A estrutura interna do COMDEMA é organizada em três instâncias: a Plenária, composta por todos os conselheiros, responsável por aprovar pareceres, deliberações e moções; a Diretoria, formada por presidente, vice-presidente e secretário, encarregada da condução administrativa e da representação oficial; e as Câmaras Técnicas e Comissões Especiais, criadas para o aprofundamento de temas específicos e elaboração de pareceres técnicos.
Os conselheiros têm mandato de dois anos, sendo as reuniões do Conselho ordinárias, abertas ao público e realizadas mensalmente, geralmente na segunda segunda-feira de cada mês. Esse formato garante transparência, assegura o direito de voz à população e reforça o papel do COMDEMA como espaço democrático e participativo na governança ambiental local.
5. O que é o Projeto de Lei Complementar nº 16/2025
Em agosto de 2025, o Prefeito Municipal de Piracicaba encaminhou à Câmara de Vereadores o Projeto de Lei Complementar nº 16/2025, que propõe alterações significativas na Lei Complementar nº 251/2010, responsável por consolidar a legislação ambiental do município. A proposta tem como eixo central a modificação da composição e da estrutura diretiva do COMDEMA, além da revisão de dispositivos sobre o processo de homologação dos conselheiros e exclusão de artigos do texto legal anterior .

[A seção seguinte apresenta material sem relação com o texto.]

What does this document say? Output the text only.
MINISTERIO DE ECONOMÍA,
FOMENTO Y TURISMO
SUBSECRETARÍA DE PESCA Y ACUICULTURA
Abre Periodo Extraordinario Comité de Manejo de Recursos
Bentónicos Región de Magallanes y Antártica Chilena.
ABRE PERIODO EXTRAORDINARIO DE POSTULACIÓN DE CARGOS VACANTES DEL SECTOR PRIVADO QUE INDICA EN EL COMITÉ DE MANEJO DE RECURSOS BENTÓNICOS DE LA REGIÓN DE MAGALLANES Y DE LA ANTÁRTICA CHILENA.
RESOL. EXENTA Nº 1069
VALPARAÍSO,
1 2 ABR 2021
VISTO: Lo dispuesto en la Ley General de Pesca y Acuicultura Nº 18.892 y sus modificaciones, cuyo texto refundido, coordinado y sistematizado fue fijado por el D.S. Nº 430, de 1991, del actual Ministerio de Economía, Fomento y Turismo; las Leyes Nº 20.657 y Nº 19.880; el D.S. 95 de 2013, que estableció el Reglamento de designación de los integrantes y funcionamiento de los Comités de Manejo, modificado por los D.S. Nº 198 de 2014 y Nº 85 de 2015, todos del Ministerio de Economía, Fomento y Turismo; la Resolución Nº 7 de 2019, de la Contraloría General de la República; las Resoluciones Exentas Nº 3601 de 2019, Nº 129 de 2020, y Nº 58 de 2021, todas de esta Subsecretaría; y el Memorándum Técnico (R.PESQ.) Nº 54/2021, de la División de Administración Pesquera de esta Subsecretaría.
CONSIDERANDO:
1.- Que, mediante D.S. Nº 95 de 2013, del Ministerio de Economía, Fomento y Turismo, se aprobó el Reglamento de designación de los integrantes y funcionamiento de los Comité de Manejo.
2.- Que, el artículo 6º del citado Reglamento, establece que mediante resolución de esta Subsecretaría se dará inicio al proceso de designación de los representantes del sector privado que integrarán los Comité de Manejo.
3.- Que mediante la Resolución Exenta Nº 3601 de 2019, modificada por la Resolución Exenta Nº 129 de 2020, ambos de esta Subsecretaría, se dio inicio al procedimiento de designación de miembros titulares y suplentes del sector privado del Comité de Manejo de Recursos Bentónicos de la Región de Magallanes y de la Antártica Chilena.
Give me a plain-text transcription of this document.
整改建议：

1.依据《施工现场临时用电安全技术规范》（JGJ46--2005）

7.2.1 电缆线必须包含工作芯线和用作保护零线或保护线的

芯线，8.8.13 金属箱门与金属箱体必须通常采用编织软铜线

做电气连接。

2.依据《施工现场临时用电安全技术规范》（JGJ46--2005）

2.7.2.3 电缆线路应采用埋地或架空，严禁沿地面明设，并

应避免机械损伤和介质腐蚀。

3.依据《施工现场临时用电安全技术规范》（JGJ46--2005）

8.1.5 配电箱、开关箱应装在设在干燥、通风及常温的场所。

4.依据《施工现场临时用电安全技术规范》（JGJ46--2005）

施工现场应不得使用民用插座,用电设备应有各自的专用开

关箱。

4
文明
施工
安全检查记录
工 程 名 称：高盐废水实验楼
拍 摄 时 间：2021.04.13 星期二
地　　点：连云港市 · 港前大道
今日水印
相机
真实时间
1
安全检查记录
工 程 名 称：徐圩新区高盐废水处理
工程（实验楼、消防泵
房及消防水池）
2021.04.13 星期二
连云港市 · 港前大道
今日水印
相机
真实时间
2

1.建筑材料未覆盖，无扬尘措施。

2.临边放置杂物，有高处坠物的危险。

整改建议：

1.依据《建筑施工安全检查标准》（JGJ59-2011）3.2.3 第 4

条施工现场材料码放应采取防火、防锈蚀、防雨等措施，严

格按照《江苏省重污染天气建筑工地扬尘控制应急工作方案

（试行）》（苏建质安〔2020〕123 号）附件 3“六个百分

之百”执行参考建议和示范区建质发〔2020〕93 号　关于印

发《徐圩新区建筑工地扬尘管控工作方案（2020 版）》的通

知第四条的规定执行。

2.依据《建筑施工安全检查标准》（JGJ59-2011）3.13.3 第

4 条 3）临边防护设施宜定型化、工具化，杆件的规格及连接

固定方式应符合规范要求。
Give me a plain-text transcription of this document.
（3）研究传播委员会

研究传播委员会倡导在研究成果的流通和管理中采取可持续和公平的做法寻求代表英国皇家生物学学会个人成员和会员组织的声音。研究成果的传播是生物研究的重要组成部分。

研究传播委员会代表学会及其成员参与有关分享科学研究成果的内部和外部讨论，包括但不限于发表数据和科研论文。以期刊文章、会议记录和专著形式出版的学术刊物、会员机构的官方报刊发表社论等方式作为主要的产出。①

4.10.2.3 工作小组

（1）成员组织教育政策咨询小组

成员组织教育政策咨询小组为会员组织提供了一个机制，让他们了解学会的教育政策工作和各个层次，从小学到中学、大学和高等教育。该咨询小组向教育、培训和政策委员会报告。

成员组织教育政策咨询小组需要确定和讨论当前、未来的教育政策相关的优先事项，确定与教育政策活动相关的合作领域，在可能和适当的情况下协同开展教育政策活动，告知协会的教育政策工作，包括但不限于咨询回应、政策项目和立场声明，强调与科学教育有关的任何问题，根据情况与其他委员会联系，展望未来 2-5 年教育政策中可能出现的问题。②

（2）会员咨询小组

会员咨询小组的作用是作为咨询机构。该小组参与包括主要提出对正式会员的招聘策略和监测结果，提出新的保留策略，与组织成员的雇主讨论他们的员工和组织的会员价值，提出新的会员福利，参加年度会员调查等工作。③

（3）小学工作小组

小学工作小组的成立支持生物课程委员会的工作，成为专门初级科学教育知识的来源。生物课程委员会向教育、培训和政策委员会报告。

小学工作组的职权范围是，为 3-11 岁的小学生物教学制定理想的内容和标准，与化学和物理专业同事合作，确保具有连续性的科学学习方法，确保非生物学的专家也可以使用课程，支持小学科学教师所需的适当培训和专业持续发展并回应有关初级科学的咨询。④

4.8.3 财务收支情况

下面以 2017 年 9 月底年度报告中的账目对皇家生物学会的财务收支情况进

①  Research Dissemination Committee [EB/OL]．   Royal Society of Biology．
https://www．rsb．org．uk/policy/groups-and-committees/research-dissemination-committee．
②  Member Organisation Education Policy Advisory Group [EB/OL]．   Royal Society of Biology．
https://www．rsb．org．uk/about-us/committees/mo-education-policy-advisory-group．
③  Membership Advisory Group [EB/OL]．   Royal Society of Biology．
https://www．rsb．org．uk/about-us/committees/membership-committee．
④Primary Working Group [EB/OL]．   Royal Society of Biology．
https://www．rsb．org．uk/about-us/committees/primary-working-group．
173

Entre as mudanças mais relevantes, o projeto prevê que o Plenário do COMDEMA passe a contar com 18 representantes do Poder Executivo, todos indicados diretamente pelo Prefeito Municipal. Tal medida altera profundamente o equilíbrio vigente, uma vez que o conselho até então possuía forte predominância da sociedade civil. A justificativa apresentada pelo Executivo sustenta que a modificação buscaria garantir a chamada paridade entre governo e sociedade civil, afirmando que, como atualmente há 18 conselheiros da sociedade civil, seria necessário igualar o número de representantes governamentais para assegurar equilíbrio na composição .
Outra alteração importante introduzida pelo PLC 16/2025 diz respeito à Diretoria do COMDEMA. Pela proposta, o Presidente do colegiado deixaria de ser eleito entre os conselheiros da sociedade civil, passando a ser exercido automaticamente pelo Secretário Executivo de Meio Ambiente. O cargo de Vice-Presidente seria destinado a um representante do Poder Público, escolhido por votação secreta entre os conselheiros, e os cargos de Primeiro e Segundo Secretários ficariam reservados a representantes da sociedade civil, também eleitos por escrutínio secreto. Além disso, o projeto prevê que os secretários sejam apoiados por técnicos da Secretaria Executiva de Meio Ambiente para execução dos trabalhos administrativos .
No tocante à formalização da composição, o projeto simplifica o processo de homologação, determinando que a nomeação dos conselheiros seja publicada apenas no Diário Oficial do Município, revogando a exigência anterior de divulgação em jornal de grande circulação local. Também são revogados os §§ 2º e 4º do art. 10 e o art. 42 da Lei Complementar nº 251/2010, dispositivos que tratavam da admissão e exclusão de entidades da sociedade civil no conselho, o que pode reduzir a margem de atuação autônoma do próprio COMDEMA sobre sua composição .
A exposição de motivos do projeto sublinha que a prática de vincular a presidência de conselhos ambientais ao gestor público é adotada em esferas superiores, como o CONAMA (Conselho Nacional do Meio Ambiente) e o CONSEMA (Conselho Estadual de Meio Ambiente), e que a medida reforçaria a institucionalidade. Ainda assim, a proposta tem suscitado preocupações no âmbito da sociedade civil organizada, pois pode resultar em maior controle do Executivo sobre o conselho, reduzindo a independência de suas deliberações e enfraquecendo a tradição de protagonismo social que marcou a trajetória do COMDEMA de Piracicaba.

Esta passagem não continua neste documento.